Le #risorseumane sono una parte fondamentale del patrimonio aziendale, ne rappresentano il tratto distintivo e sono il motore dell’azienda stessa. Per questa ragione occorre uno scrupoloso lavoro sia nella fase di selezione, in cui risorsa e azienda si scelgono vicendevolmente, che un impegno profondo per il loro costante sviluppo.

I contesti organizzativi aziendali tendono ad essere sempre più snelli e deverticalizzati, orientati a favorire processi nei quali vengono gestite carriere anche di tipo orizzontale e interfunzionale, e nei quali la qualità delle persone, delle loro idee, della loro capacità di apprendere, applicare e diffondere conoscenze e comportamenti, è sempre più un fattore imprescindibile di successo.
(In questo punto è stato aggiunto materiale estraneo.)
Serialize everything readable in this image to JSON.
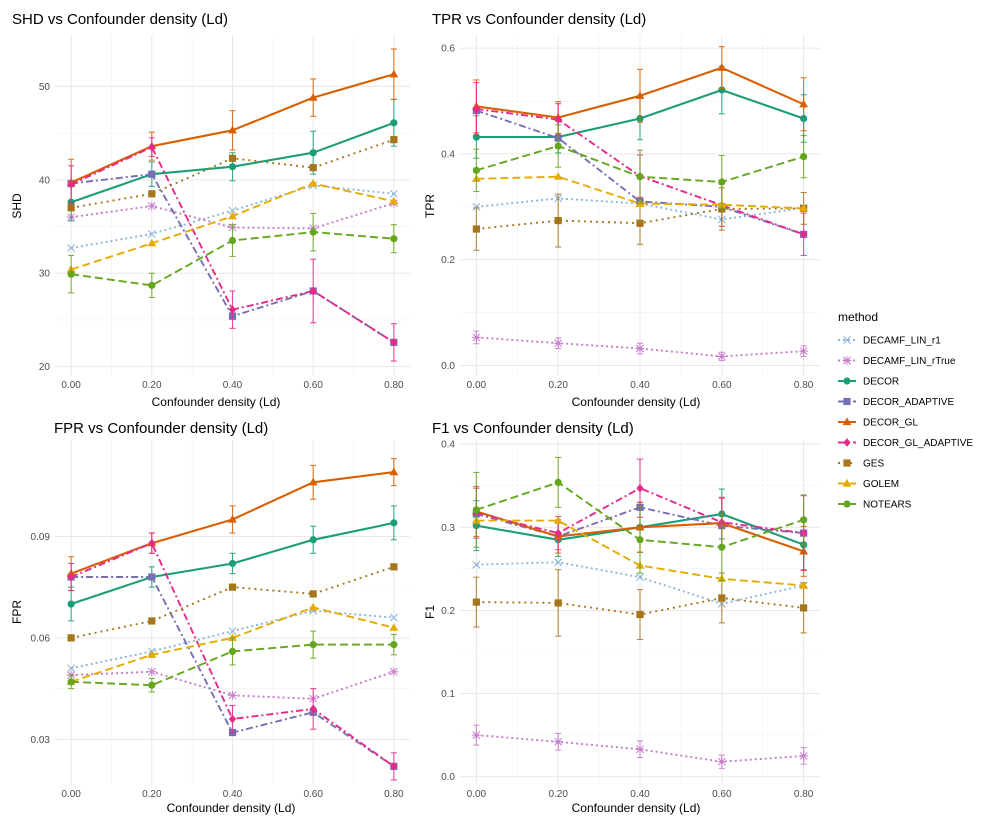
{
  "legend": {
    "title": "method",
    "methods": [
      {
        "name": "DECAMF_LIN_r1",
        "color": "#8DB6DA",
        "dash": "2,3",
        "marker": "x"
      },
      {
        "name": "DECAMF_LIN_rTrue",
        "color": "#C77CCB",
        "dash": "2,3",
        "marker": "asterisk"
      },
      {
        "name": "DECOR",
        "color": "#1B9E77",
        "dash": "",
        "marker": "circle"
      },
      {
        "name": "DECOR_ADAPTIVE",
        "color": "#7570B3",
        "dash": "7,3,2,3",
        "marker": "square"
      },
      {
        "name": "DECOR_GL",
        "color": "#D95F02",
        "dash": "",
        "marker": "triangle"
      },
      {
        "name": "DECOR_GL_ADAPTIVE",
        "color": "#E7298A",
        "dash": "7,3,2,3",
        "marker": "diamond"
      },
      {
        "name": "GES",
        "color": "#A6761D",
        "dash": "2,4",
        "marker": "square"
      },
      {
        "name": "GOLEM",
        "color": "#E6AB02",
        "dash": "8,4",
        "marker": "triangle"
      },
      {
        "name": "NOTEARS",
        "color": "#66A61E",
        "dash": "8,4",
        "marker": "circle"
      }
    ]
  },
  "chart_data": [
    {
      "type": "line",
      "title": "SHD vs Confounder density (Ld)",
      "xlabel": "Confounder density (Ld)",
      "ylabel": "SHD",
      "x": [
        0.0,
        0.2,
        0.4,
        0.6,
        0.8
      ],
      "xticks": [
        "0.00",
        "0.20",
        "0.40",
        "0.60",
        "0.80"
      ],
      "yticks": [
        20,
        30,
        40,
        50
      ],
      "yticklabels": [
        "20",
        "30",
        "40",
        "50"
      ],
      "ylim": [
        19,
        55.5
      ],
      "series": [
        {
          "name": "DECAMF_LIN_r1",
          "values": [
            32.7,
            34.2,
            36.7,
            39.4,
            38.5
          ]
        },
        {
          "name": "DECAMF_LIN_rTrue",
          "values": [
            36.0,
            37.2,
            34.9,
            34.8,
            37.5
          ]
        },
        {
          "name": "DECOR",
          "values": [
            37.6,
            40.6,
            41.4,
            42.9,
            46.1
          ],
          "err": [
            2.0,
            1.3,
            1.5,
            2.3,
            2.5
          ]
        },
        {
          "name": "DECOR_ADAPTIVE",
          "values": [
            39.6,
            40.6,
            25.4,
            28.1,
            22.6
          ]
        },
        {
          "name": "DECOR_GL",
          "values": [
            39.7,
            43.6,
            45.3,
            48.8,
            51.3
          ],
          "err": [
            2.5,
            1.5,
            2.1,
            2.0,
            2.7
          ]
        },
        {
          "name": "DECOR_GL_ADAPTIVE",
          "values": [
            39.5,
            43.5,
            26.1,
            28.1,
            22.6
          ],
          "err": [
            2.0,
            1.0,
            2.0,
            3.4,
            2.0
          ]
        },
        {
          "name": "GES",
          "values": [
            37.0,
            38.5,
            42.3,
            41.3,
            44.3
          ]
        },
        {
          "name": "GOLEM",
          "values": [
            30.4,
            33.2,
            36.1,
            39.6,
            37.7
          ]
        },
        {
          "name": "NOTEARS",
          "values": [
            29.9,
            28.7,
            33.5,
            34.4,
            33.7
          ],
          "err": [
            2.0,
            1.3,
            1.7,
            2.0,
            1.5
          ]
        }
      ]
    },
    {
      "type": "line",
      "title": "TPR vs Confounder density (Ld)",
      "xlabel": "Confounder density (Ld)",
      "ylabel": "TPR",
      "x": [
        0.0,
        0.2,
        0.4,
        0.6,
        0.8
      ],
      "xticks": [
        "0.00",
        "0.20",
        "0.40",
        "0.60",
        "0.80"
      ],
      "yticks": [
        0.0,
        0.2,
        0.4,
        0.6
      ],
      "yticklabels": [
        "0.0",
        "0.2",
        "0.4",
        "0.6"
      ],
      "ylim": [
        -0.02,
        0.625
      ],
      "series": [
        {
          "name": "DECAMF_LIN_r1",
          "values": [
            0.3,
            0.316,
            0.306,
            0.276,
            0.298
          ]
        },
        {
          "name": "DECAMF_LIN_rTrue",
          "values": [
            0.053,
            0.042,
            0.032,
            0.017,
            0.027
          ],
          "err": [
            0.012,
            0.01,
            0.01,
            0.008,
            0.01
          ]
        },
        {
          "name": "DECOR",
          "values": [
            0.432,
            0.432,
            0.467,
            0.521,
            0.467
          ],
          "err": [
            0.04,
            0.03,
            0.04,
            0.045,
            0.045
          ]
        },
        {
          "name": "DECOR_ADAPTIVE",
          "values": [
            0.482,
            0.43,
            0.31,
            0.3,
            0.248
          ]
        },
        {
          "name": "DECOR_GL",
          "values": [
            0.49,
            0.469,
            0.51,
            0.563,
            0.494
          ],
          "err": [
            0.05,
            0.03,
            0.05,
            0.04,
            0.05
          ]
        },
        {
          "name": "DECOR_GL_ADAPTIVE",
          "values": [
            0.485,
            0.465,
            0.358,
            0.303,
            0.248
          ],
          "err": [
            0.05,
            0.03,
            0.04,
            0.04,
            0.04
          ]
        },
        {
          "name": "GES",
          "values": [
            0.258,
            0.274,
            0.269,
            0.296,
            0.297
          ],
          "err": [
            0.04,
            0.05,
            0.04,
            0.04,
            0.03
          ]
        },
        {
          "name": "GOLEM",
          "values": [
            0.353,
            0.357,
            0.306,
            0.304,
            0.297
          ]
        },
        {
          "name": "NOTEARS",
          "values": [
            0.369,
            0.415,
            0.357,
            0.347,
            0.395
          ],
          "err": [
            0.04,
            0.04,
            0.05,
            0.05,
            0.04
          ]
        }
      ]
    },
    {
      "type": "line",
      "title": "FPR vs Confounder density (Ld)",
      "xlabel": "Confounder density (Ld)",
      "ylabel": "FPR",
      "x": [
        0.0,
        0.2,
        0.4,
        0.6,
        0.8
      ],
      "xticks": [
        "0.00",
        "0.20",
        "0.40",
        "0.60",
        "0.80"
      ],
      "yticks": [
        0.03,
        0.06,
        0.09
      ],
      "yticklabels": [
        "0.03",
        "0.06",
        "0.09"
      ],
      "ylim": [
        0.0165,
        0.1185
      ],
      "series": [
        {
          "name": "DECAMF_LIN_r1",
          "values": [
            0.051,
            0.056,
            0.062,
            0.068,
            0.066
          ]
        },
        {
          "name": "DECAMF_LIN_rTrue",
          "values": [
            0.049,
            0.05,
            0.043,
            0.042,
            0.05
          ]
        },
        {
          "name": "DECOR",
          "values": [
            0.07,
            0.078,
            0.082,
            0.089,
            0.094
          ],
          "err": [
            0.005,
            0.003,
            0.003,
            0.004,
            0.005
          ]
        },
        {
          "name": "DECOR_ADAPTIVE",
          "values": [
            0.078,
            0.078,
            0.032,
            0.038,
            0.022
          ]
        },
        {
          "name": "DECOR_GL",
          "values": [
            0.079,
            0.088,
            0.095,
            0.106,
            0.109
          ],
          "err": [
            0.005,
            0.003,
            0.004,
            0.005,
            0.004
          ]
        },
        {
          "name": "DECOR_GL_ADAPTIVE",
          "values": [
            0.078,
            0.088,
            0.036,
            0.039,
            0.022
          ],
          "err": [
            0.004,
            0.003,
            0.004,
            0.006,
            0.004
          ]
        },
        {
          "name": "GES",
          "values": [
            0.06,
            0.065,
            0.075,
            0.073,
            0.081
          ]
        },
        {
          "name": "GOLEM",
          "values": [
            0.047,
            0.055,
            0.06,
            0.069,
            0.063
          ]
        },
        {
          "name": "NOTEARS",
          "values": [
            0.047,
            0.046,
            0.056,
            0.058,
            0.058
          ],
          "err": [
            0.002,
            0.002,
            0.004,
            0.004,
            0.003
          ]
        }
      ]
    },
    {
      "type": "line",
      "title": "F1 vs Confounder density (Ld)",
      "xlabel": "Confounder density (Ld)",
      "ylabel": "F1",
      "x": [
        0.0,
        0.2,
        0.4,
        0.6,
        0.8
      ],
      "xticks": [
        "0.00",
        "0.20",
        "0.40",
        "0.60",
        "0.80"
      ],
      "yticks": [
        0.0,
        0.1,
        0.2,
        0.3,
        0.4
      ],
      "yticklabels": [
        "0.0",
        "0.1",
        "0.2",
        "0.3",
        "0.4"
      ],
      "ylim": [
        -0.01,
        0.405
      ],
      "series": [
        {
          "name": "DECAMF_LIN_r1",
          "values": [
            0.255,
            0.258,
            0.24,
            0.208,
            0.23
          ]
        },
        {
          "name": "DECAMF_LIN_rTrue",
          "values": [
            0.05,
            0.042,
            0.033,
            0.018,
            0.025
          ],
          "err": [
            0.012,
            0.01,
            0.01,
            0.008,
            0.01
          ]
        },
        {
          "name": "DECOR",
          "values": [
            0.302,
            0.285,
            0.3,
            0.316,
            0.279
          ],
          "err": [
            0.03,
            0.02,
            0.03,
            0.03,
            0.03
          ]
        },
        {
          "name": "DECOR_ADAPTIVE",
          "values": [
            0.316,
            0.289,
            0.324,
            0.302,
            0.293
          ]
        },
        {
          "name": "DECOR_GL",
          "values": [
            0.319,
            0.289,
            0.3,
            0.305,
            0.271
          ],
          "err": [
            0.03,
            0.02,
            0.03,
            0.03,
            0.03
          ]
        },
        {
          "name": "DECOR_GL_ADAPTIVE",
          "values": [
            0.317,
            0.293,
            0.347,
            0.306,
            0.293
          ],
          "err": [
            0.03,
            0.02,
            0.035,
            0.03,
            0.045
          ]
        },
        {
          "name": "GES",
          "values": [
            0.21,
            0.209,
            0.195,
            0.215,
            0.203
          ],
          "err": [
            0.03,
            0.04,
            0.03,
            0.03,
            0.03
          ]
        },
        {
          "name": "GOLEM",
          "values": [
            0.308,
            0.308,
            0.254,
            0.238,
            0.23
          ]
        },
        {
          "name": "NOTEARS",
          "values": [
            0.321,
            0.354,
            0.285,
            0.276,
            0.309
          ],
          "err": [
            0.045,
            0.03,
            0.04,
            0.04,
            0.03
          ]
        }
      ]
    }
  ]
}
Questa centralità dell’individuo e delle sue #competenze ridisegna il rapporto in continua evoluzione tra l’#azienda e le sue risorse umane, nella prospettiva di creare #benessere per le persone e maggior valore per l’organizzazione.

Anche quando andiamo a valutare un #potenziale stiamo ridisegnando un percorso e quindi il rapporto tra #azienda e #individuoin quanto ci accingiamo ad apprezzare nell’individuo le potenzialità di progredire professionalmente e nella carriera oltre il livello ricoperto.
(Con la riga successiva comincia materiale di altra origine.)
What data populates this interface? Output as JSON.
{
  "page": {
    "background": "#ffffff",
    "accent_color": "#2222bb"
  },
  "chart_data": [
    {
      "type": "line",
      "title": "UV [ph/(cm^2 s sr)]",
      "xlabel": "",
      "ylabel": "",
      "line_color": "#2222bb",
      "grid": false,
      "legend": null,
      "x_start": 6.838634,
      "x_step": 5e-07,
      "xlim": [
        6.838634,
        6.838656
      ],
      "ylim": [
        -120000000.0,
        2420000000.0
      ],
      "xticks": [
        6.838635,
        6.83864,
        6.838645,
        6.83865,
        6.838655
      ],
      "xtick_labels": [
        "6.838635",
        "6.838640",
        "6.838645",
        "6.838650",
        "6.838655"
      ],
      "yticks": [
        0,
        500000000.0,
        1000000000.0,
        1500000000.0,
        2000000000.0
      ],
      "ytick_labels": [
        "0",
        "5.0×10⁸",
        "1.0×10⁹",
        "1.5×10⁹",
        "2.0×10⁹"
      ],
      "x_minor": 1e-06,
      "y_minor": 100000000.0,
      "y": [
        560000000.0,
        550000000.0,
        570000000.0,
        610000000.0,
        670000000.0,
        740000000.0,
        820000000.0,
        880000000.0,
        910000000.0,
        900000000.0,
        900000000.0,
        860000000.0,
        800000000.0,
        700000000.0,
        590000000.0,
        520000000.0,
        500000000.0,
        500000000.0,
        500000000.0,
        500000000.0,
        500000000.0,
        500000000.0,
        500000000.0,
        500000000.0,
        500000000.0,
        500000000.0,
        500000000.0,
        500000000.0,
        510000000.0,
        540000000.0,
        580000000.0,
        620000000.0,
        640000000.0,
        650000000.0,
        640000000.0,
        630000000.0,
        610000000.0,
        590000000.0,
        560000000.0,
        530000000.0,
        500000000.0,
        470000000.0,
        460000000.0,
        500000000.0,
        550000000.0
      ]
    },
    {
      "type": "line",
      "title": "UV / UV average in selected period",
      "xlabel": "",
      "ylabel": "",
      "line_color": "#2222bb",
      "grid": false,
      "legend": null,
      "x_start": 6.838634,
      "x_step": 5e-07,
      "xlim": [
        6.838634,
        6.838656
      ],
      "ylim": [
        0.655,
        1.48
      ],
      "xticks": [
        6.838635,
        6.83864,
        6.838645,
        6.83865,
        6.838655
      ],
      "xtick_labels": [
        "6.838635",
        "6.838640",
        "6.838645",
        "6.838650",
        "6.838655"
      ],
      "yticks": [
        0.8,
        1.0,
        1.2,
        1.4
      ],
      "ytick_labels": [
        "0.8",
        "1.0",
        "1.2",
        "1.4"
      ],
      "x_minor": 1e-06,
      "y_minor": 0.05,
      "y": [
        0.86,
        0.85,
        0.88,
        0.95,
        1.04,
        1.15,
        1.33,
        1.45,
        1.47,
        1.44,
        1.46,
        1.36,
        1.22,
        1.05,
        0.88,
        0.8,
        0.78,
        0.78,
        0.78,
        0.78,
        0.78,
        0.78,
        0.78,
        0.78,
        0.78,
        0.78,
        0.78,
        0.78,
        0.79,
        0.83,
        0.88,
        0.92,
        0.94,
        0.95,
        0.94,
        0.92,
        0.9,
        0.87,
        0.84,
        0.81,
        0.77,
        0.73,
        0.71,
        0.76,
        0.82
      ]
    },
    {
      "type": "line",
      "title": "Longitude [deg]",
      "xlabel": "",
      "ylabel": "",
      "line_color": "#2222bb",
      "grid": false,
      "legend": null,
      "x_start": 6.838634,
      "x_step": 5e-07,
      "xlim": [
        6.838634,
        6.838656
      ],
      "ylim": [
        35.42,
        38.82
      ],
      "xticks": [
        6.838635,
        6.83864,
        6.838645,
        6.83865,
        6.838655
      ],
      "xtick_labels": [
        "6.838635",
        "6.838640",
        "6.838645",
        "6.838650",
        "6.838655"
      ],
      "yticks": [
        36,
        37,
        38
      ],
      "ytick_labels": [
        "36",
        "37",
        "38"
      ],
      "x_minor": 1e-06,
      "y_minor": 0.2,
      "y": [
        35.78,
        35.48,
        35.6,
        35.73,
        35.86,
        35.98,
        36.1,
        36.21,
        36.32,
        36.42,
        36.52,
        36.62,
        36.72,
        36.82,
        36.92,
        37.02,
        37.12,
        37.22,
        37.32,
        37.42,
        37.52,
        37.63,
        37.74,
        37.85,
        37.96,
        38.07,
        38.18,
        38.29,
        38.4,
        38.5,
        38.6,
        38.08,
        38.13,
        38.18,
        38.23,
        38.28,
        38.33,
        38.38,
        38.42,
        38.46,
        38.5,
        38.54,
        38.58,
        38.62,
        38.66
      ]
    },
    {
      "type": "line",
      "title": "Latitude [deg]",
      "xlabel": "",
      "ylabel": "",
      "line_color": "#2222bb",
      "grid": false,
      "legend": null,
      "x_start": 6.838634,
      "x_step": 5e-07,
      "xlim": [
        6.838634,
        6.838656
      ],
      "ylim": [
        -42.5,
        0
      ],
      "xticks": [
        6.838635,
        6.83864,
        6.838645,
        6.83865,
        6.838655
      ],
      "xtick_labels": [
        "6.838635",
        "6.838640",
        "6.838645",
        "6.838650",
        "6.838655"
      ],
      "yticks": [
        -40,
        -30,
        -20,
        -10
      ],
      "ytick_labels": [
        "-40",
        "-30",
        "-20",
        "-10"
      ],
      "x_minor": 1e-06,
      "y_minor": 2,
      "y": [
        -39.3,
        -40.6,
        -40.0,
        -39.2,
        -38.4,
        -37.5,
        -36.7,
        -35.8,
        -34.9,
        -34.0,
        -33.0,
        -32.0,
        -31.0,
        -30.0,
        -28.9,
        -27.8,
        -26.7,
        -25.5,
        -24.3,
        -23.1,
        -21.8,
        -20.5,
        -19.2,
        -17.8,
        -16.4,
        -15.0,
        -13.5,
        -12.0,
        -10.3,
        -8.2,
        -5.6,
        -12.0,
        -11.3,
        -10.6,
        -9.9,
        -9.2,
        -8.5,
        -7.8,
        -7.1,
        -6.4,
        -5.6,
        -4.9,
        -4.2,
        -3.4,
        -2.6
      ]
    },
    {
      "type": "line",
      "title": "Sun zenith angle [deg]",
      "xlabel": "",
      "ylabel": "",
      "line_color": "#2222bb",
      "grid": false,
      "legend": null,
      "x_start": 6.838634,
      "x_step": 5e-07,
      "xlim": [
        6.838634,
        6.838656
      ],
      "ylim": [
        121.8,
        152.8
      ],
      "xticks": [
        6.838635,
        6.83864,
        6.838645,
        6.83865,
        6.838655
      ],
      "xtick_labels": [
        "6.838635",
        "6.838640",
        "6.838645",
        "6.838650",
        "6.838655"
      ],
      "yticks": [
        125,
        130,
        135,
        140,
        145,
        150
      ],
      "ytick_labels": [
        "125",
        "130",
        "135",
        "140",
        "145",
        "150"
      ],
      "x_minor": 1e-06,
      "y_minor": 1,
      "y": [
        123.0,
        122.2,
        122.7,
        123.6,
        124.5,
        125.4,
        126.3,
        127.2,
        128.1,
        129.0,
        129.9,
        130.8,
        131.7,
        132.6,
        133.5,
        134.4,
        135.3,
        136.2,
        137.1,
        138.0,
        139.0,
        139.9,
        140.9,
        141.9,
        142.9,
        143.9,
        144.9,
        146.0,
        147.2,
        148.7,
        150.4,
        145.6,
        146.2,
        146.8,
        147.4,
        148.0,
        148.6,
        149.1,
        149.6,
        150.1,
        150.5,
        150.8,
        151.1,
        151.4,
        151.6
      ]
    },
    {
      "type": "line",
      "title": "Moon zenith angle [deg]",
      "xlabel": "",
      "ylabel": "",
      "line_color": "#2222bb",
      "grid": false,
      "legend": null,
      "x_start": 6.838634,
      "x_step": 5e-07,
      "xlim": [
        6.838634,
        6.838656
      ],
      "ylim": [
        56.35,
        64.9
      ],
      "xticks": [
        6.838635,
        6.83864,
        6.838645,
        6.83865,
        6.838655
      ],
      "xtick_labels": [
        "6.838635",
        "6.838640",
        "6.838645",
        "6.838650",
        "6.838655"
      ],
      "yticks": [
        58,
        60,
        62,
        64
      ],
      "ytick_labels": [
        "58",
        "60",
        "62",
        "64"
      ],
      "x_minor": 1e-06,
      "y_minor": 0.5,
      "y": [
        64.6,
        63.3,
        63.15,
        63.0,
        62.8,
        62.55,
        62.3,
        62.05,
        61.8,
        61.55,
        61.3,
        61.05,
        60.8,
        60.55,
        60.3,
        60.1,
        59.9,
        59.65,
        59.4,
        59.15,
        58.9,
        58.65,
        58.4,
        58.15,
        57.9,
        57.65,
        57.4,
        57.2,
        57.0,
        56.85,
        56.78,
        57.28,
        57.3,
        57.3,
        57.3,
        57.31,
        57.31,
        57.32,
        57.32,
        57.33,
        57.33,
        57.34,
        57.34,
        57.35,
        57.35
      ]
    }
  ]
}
Si valuta infatti ciò che la persona potrebbe fare in più o di diverso rispetto alla sua prestazione attuale o relativamente a una posizione diversa da quella attualmente ricoperta. E’ una rilevazione quantitativa e qualitativa che ha per oggetto le attitudini e le capacità che appartengono al patrimonio stabile dell’individuo e sono suscettibili di un incremento di efficienza in base a sollecitazioni ambientali, a condizioni favorevoli, al contenuto delle relazioni umane a cui sono esposte, a motivazioni, a spazi adeguati in cui possano esprimersi.

Per valutare il #potenziale è necessario conoscere 3 elementi:

  1. Il dizionario delle competenze aziendali;

  2. La job description e position contenenti le competenze hard, soft e gli obiettivi caratterizzanti la posizione ricoperta attualmente;

  3. La job description e position contenenti le competenze e gli obiettivi della posizione futura.

Per questo è necessario identificare per entrambe le posizioni:

  1. L’oggetto della misurazione: #competenze – intellettuali, sociali o relazionali, gestionali, innovative ed emozionali;

  2. I parametri e l’unità di misura: #comportamenti – sono la manifestazione oggettiva del possesso di determinate competenze o #softskills, sono misurabili in sé e in rapporto ai risultati;

  3. Lo strumento di misurazione: #schedadivalutazione.

 

A seguito di questo attento processo di valutazione può essere messo a punto un #PianodiSviluppo che, oltre alla formazione aziendale del personale, abbracci tutte le problematiche che incidono sulla crescita professionale e il benessere delle persone di un’organizzazione, tra cui anche gli spazi.

Il Piano di Sviluppo del Personale tende a sistematizzare i criteri con cui le persone vengono inserite in azienda, formate, valutate ed accompagnate lungo il percorso di carriera più congeniale alle caratteristiche, attitudini e capacità dimostrate nell’esercizio del proprio ruolo. Spesso porta ad individuare i gap tra obiettivi dell’#organizzazione e #strutturaorganizzativa e competenze interne.

In realtà, poiché esiste uno stretto nesso tra ambiente lavorativo, materiali, colori, distribuzione degli ambienti e uomo (con le sue caratteristiche profonde), è possibile anche individuare e coadiuvare l’esercizio dei comportamenti all’interno di uno spazio in modo che risulti il più possibile coadiutorio sia da un punto di vista produttivo che di benessere.